I tried to imagine what it must be like to sit in the presence of a truly brilliant and original thinker and to drink in his words. “What a privilege, to meet and speak with such a man,” I said.
“He impressed me greatly. But there was yet one other man I met there whose ideas stirred me even more, in some ways, than Father Duns’s, perhaps because I sensed a connection between their ideas that had not, and may not yet have, occurred to them. This second man made no attempt to formalize his ideas; he merely spoke to and from his personal convictions. Yet I was convinced, merely by listening to him on one sole occasion, that he lives by and would die for his ideas, and that they will forever direct his life.” The corner of his mouth flickered in a tiny grin. “His name, too, you will have heard.”
“From Paris? I think not, Father. You overestimate my knowledge of the world. I doubt if I could name a single person in all the city there.”
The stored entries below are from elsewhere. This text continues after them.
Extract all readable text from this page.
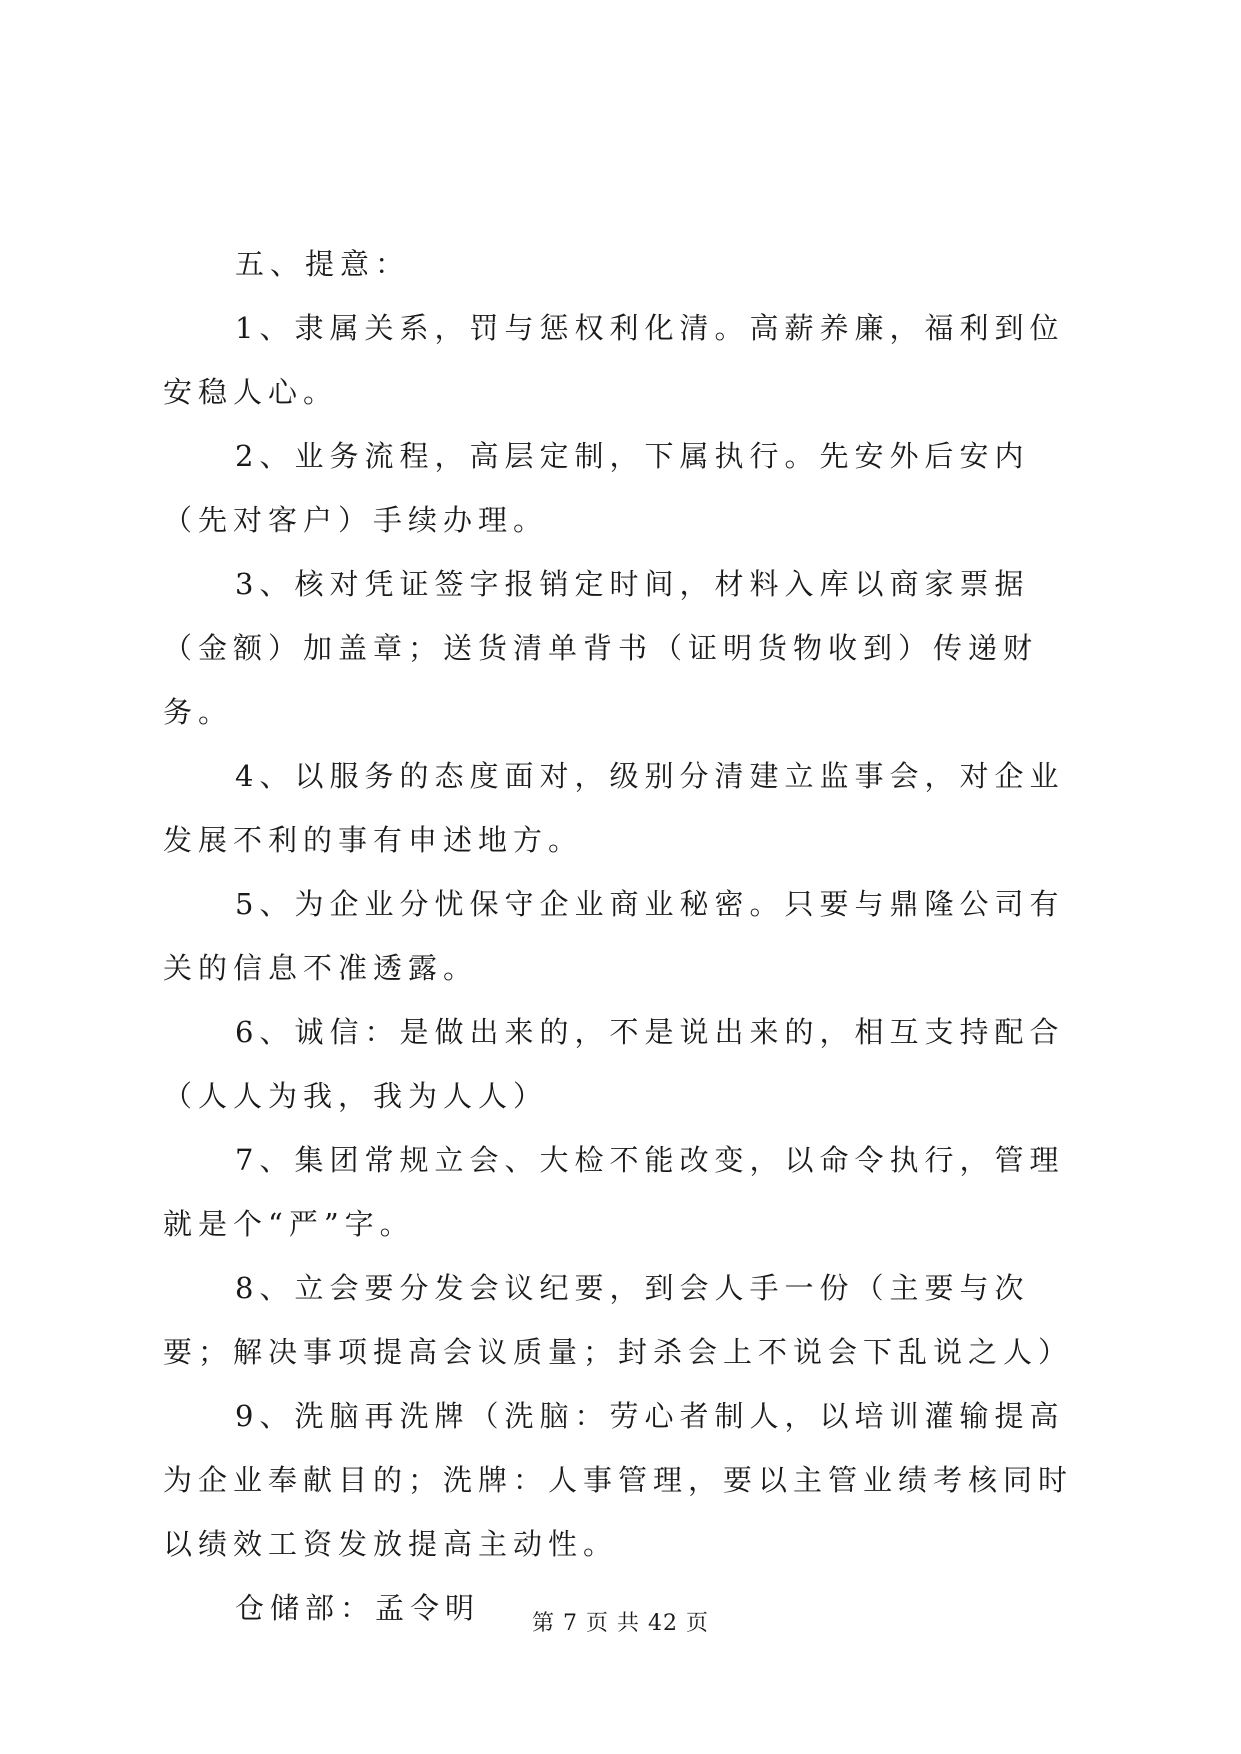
五、提意：

1、隶属关系，罚与惩权利化清。高薪养廉，福利到位安稳人心。

2、业务流程，高层定制，下属执行。先安外后安内（先对客户）手续办理。

3、核对凭证签字报销定时间，材料入库以商家票据（金额）加盖章；送货清单背书（证明货物收到）传递财务。

4、以服务的态度面对，级别分清建立监事会，对企业发展不利的事有申述地方。

5、为企业分忧保守企业商业秘密。只要与鼎隆公司有关的信息不准透露。

6、诚信：是做出来的，不是说出来的，相互支持配合（人人为我，我为人人）

7、集团常规立会、大检不能改变，以命令执行，管理就是个“严”字。

8、立会要分发会议纪要，到会人手一份（主要与次要；解决事项提高会议质量；封杀会上不说会下乱说之人）

9、洗脑再洗牌（洗脑：劳心者制人，以培训灌输提高为企业奉献目的；洗牌：人事管理，要以主管业绩考核同时以绩效工资发放提高主动性。

仓储部：孟令明	第 7 页 共 42 页
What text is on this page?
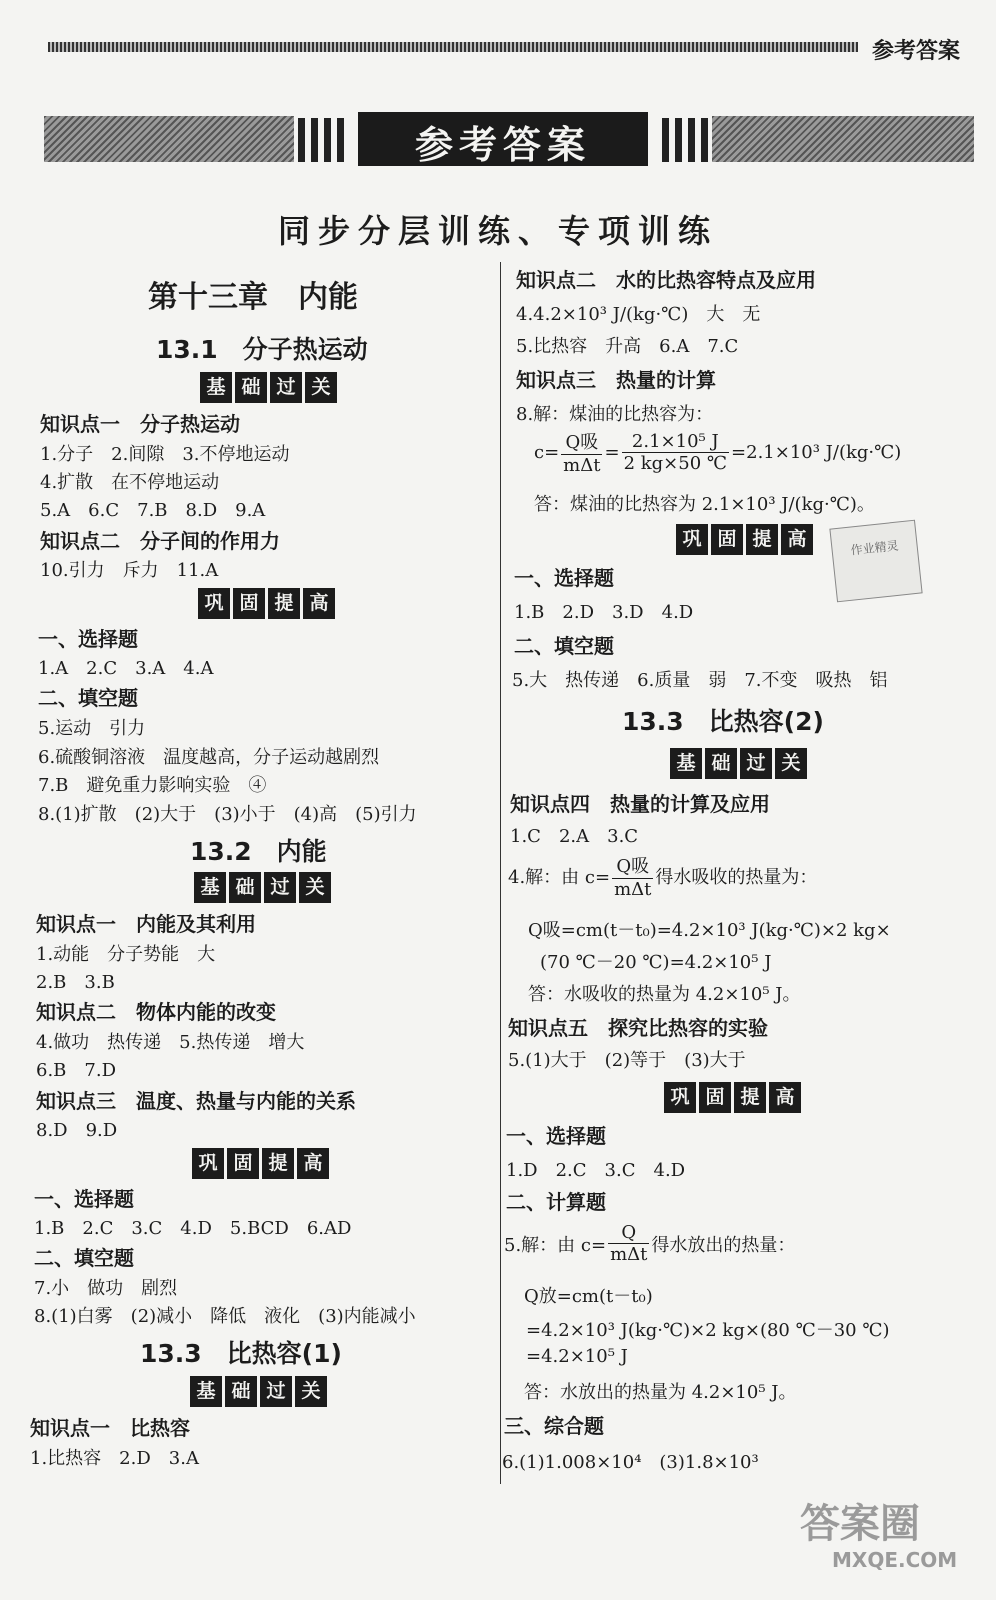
参考答案
参考答案
同步分层训练、专项训练
第十三章　内能
13.1　分子热运动
基 础 过 关
知识点一　分子热运动
1.分子　2.间隙　3.不停地运动
4.扩散　在不停地运动
5.A　6.C　7.B　8.D　9.A
知识点二　分子间的作用力
10.引力　斥力　11.A
巩 固 提 高
一、选择题
1.A　2.C　3.A　4.A
二、填空题
5.运动　引力
6.硫酸铜溶液　温度越高，分子运动越剧烈
7.B　避免重力影响实验　④
8.(1)扩散　(2)大于　(3)小于　(4)高　(5)引力
13.2　内能
基 础 过 关
知识点一　内能及其利用
1.动能　分子势能　大
2.B　3.B
知识点二　物体内能的改变
4.做功　热传递　5.热传递　增大
6.B　7.D
知识点三　温度、热量与内能的关系
8.D　9.D
巩 固 提 高
一、选择题
1.B　2.C　3.C　4.D　5.BCD　6.AD
二、填空题
7.小　做功　剧烈
8.(1)白雾　(2)减小　降低　液化　(3)内能减小
13.3　比热容(1)
基 础 过 关
知识点一　比热容
1.比热容　2.D　3.A
知识点二　水的比热容特点及应用
4.4.2×10³ J/(kg·℃)　大　无
5.比热容　升高　6.A　7.C
知识点三　热量的计算
8.解：煤油的比热容为：
$c= \frac{\text{Q吸}}{\text{mΔt}} = \frac{\text{2.1×10⁵ J}}{2 kg\times 50 ℃} =2.1\times 10^3$ J/(kg·℃)
答：煤油的比热容为 2.1×10³ J/(kg·℃)。
巩 固 提 高	作业精灵
一、选择题
1.B　2.D　3.D　4.D
二、填空题
5.大　热传递　6.质量　弱　7.不变　吸热　铝
13.3　比热容(2)
基 础 过 关
知识点四　热量的计算及应用
1.C　2.A　3.C
4.解：由 $c= \frac{\text{Q吸}}{\text{mΔt}}$ 得水吸收的热量为：
Q吸=cm(t－t₀)=4.2×10³ J(kg·℃)×2 kg×
(70 ℃－20 ℃)=4.2×10⁵ J
答：水吸收的热量为 4.2×10⁵ J。
知识点五　探究比热容的实验
5.(1)大于　(2)等于　(3)大于
巩 固 提 高
一、选择题
1.D　2.C　3.C　4.D
二、计算题
5.解：由 $c= \frac{Q}{\text{mΔt}}$ 得水放出的热量：
Q放=cm(t－t₀)
=4.2×10³ J(kg·℃)×2 kg×(80 ℃－30 ℃)
=4.2×10⁵ J
答：水放出的热量为 4.2×10⁵ J。
三、综合题
6.(1)1.008×10⁴　(3)1.8×10³
答案圈
MXQE.COM
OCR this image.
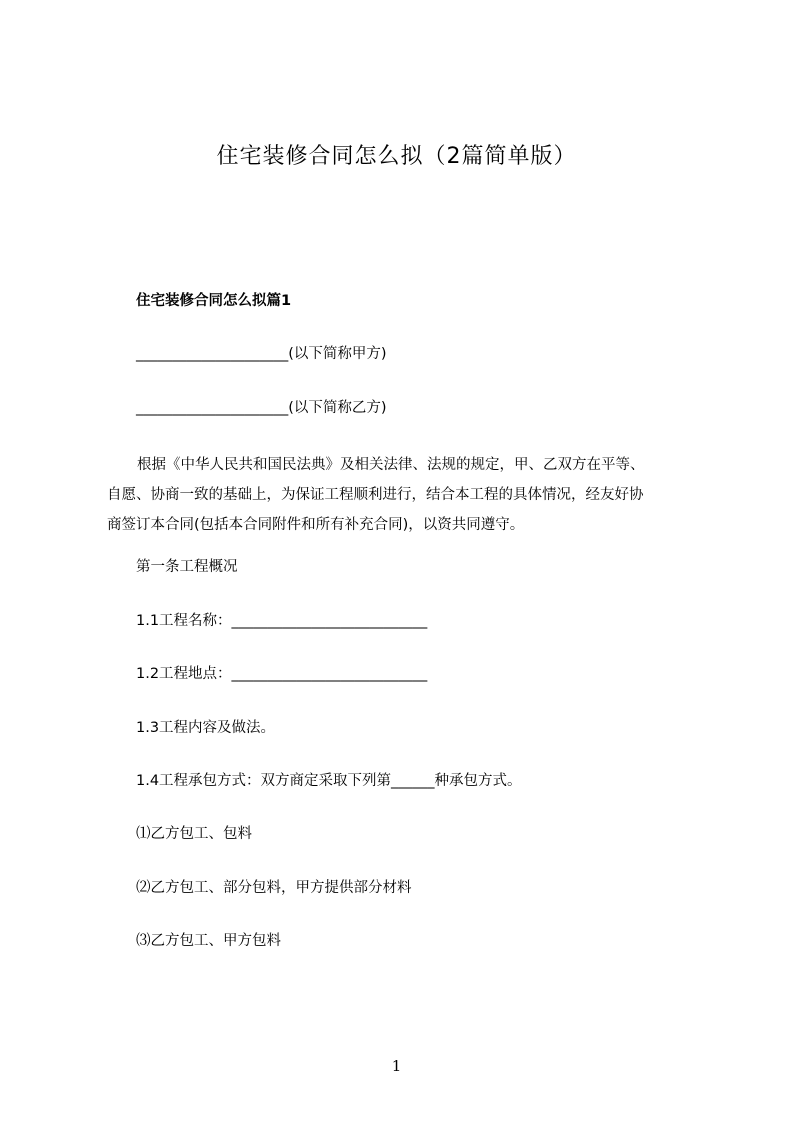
住宅装修合同怎么拟（2篇简单版）
住宅装修合同怎么拟篇1
_____________________(以下简称甲方)
_____________________(以下简称乙方)
根据《中华人民共和国民法典》及相关法律、法规的规定，甲、乙双方在平等、
自愿、协商一致的基础上，为保证工程顺利进行，结合本工程的具体情况，经友好协
商签订本合同(包括本合同附件和所有补充合同)，以资共同遵守。
第一条工程概况
1.1工程名称：___________________________
1.2工程地点：___________________________
1.3工程内容及做法。
1.4工程承包方式：双方商定采取下列第______种承包方式。
⑴乙方包工、包料
⑵乙方包工、部分包料，甲方提供部分材料
⑶乙方包工、甲方包料
1
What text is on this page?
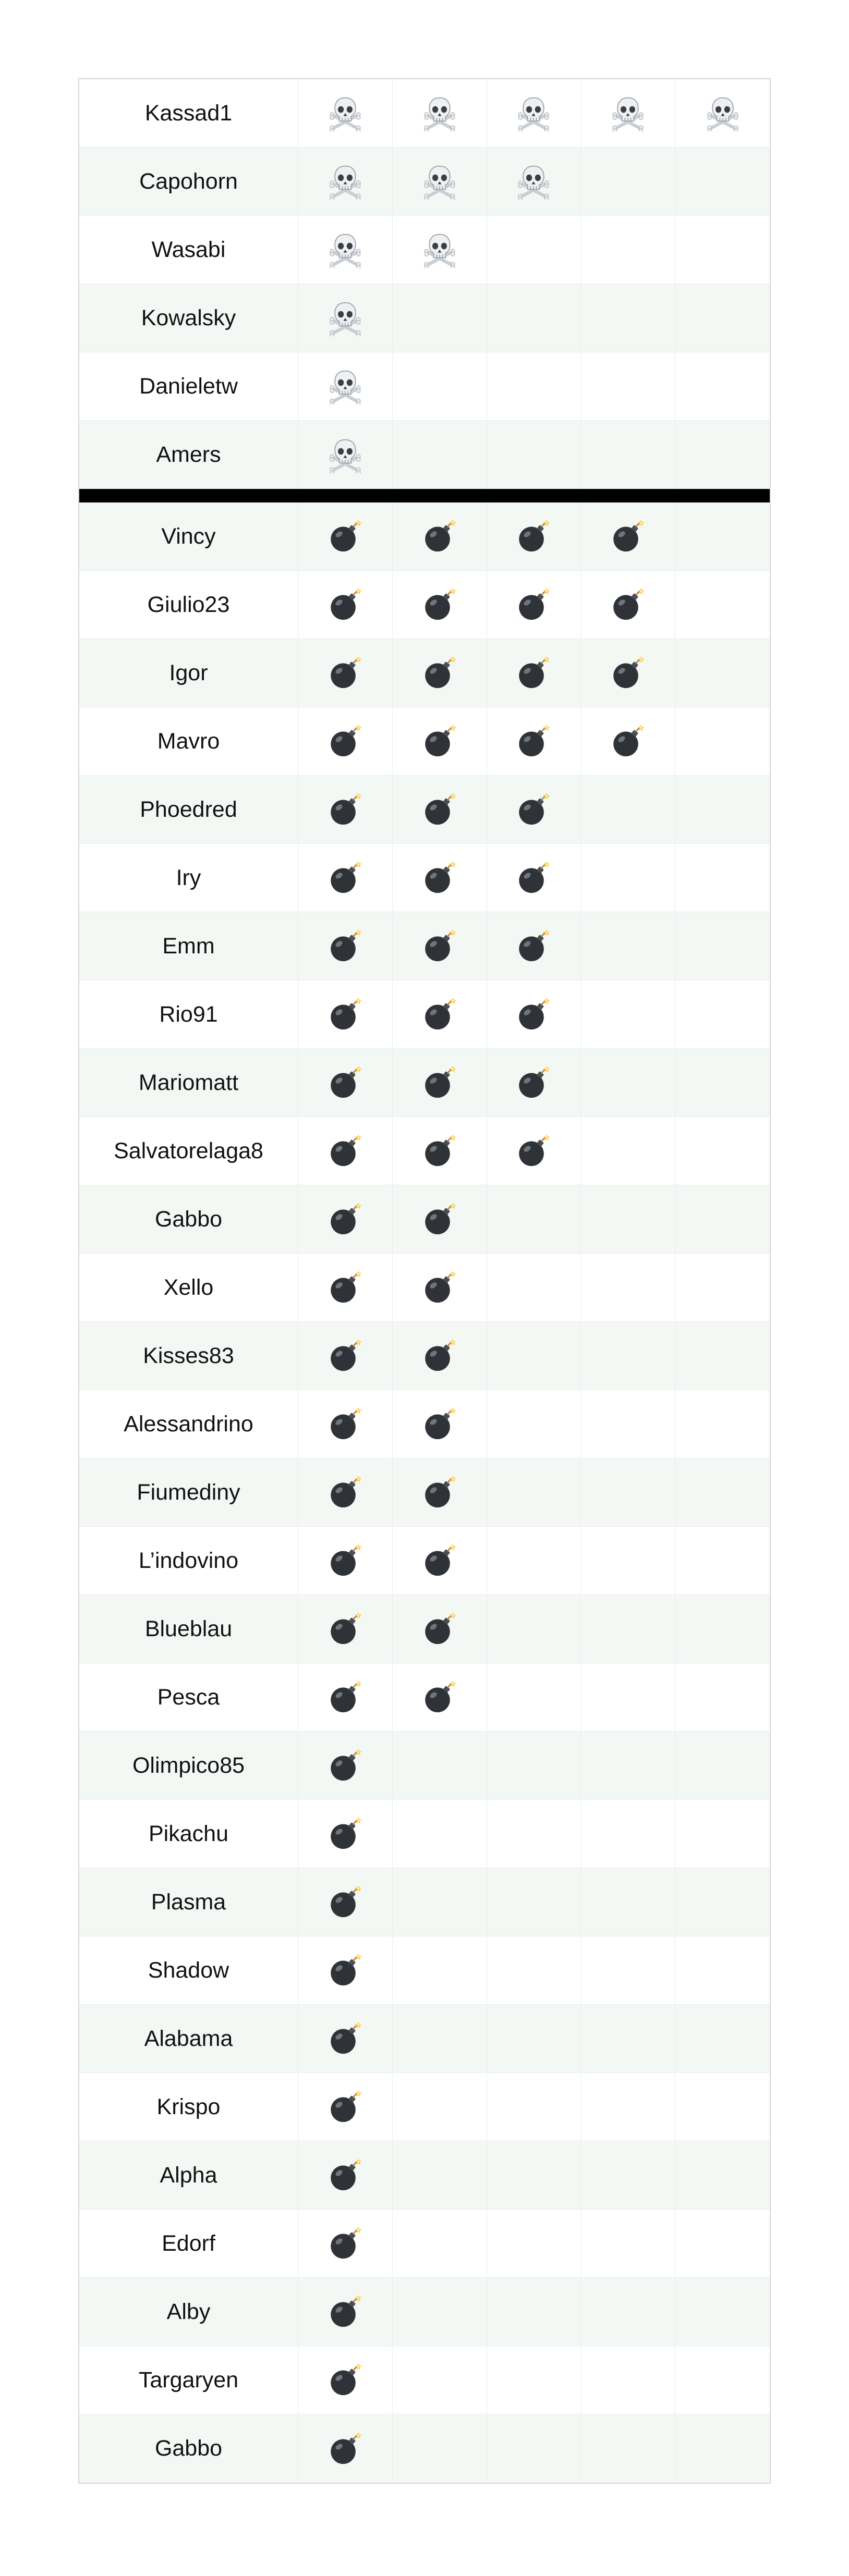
Kassad1
Capohorn
Wasabi
Kowalsky
Danieletw
Amers
Vincy
Giulio23
Igor
Mavro
Phoedred
Iry
Emm
Rio91
Mariomatt
Salvatorelaga8
Gabbo
Xello
Kisses83
Alessandrino
Fiumediny
L’indovino
Blueblau
Pesca
Olimpico85
Pikachu
Plasma
Shadow
Alabama
Krispo
Alpha
Edorf
Alby
Targaryen
Gabbo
“Then you must expand the city to embrace the realm. I was speaking of Philip Capet.”
“Capet?” I blinked at him in astonishment. “You met King Philip of France?”
“I did. He came to speak with Father Duns one night when I was visiting him, and I was graciously permitted to remain with them.”
“That surprises me. From all I have heard, Philip the Fair prefers to hold himself aloof from human contact.”
“Aha! Then, my friend, you have been listening to people who are but repeating hearsay. All men need human contact, and there are no exceptions to that rule. Even the strictest anchorites must communicate with other men from time to time, or risk going mad. I am not saying Philip is a hearty and gregarious companion, or even that he is particularly hospitable, but he has a certain personal amiability when he chooses to display it. Yet he is a man conscious of owning a destiny. And men of destiny, I am told, are seldom easy to deal with, requiring great finesse and circumspection, even dedication, in the handling.”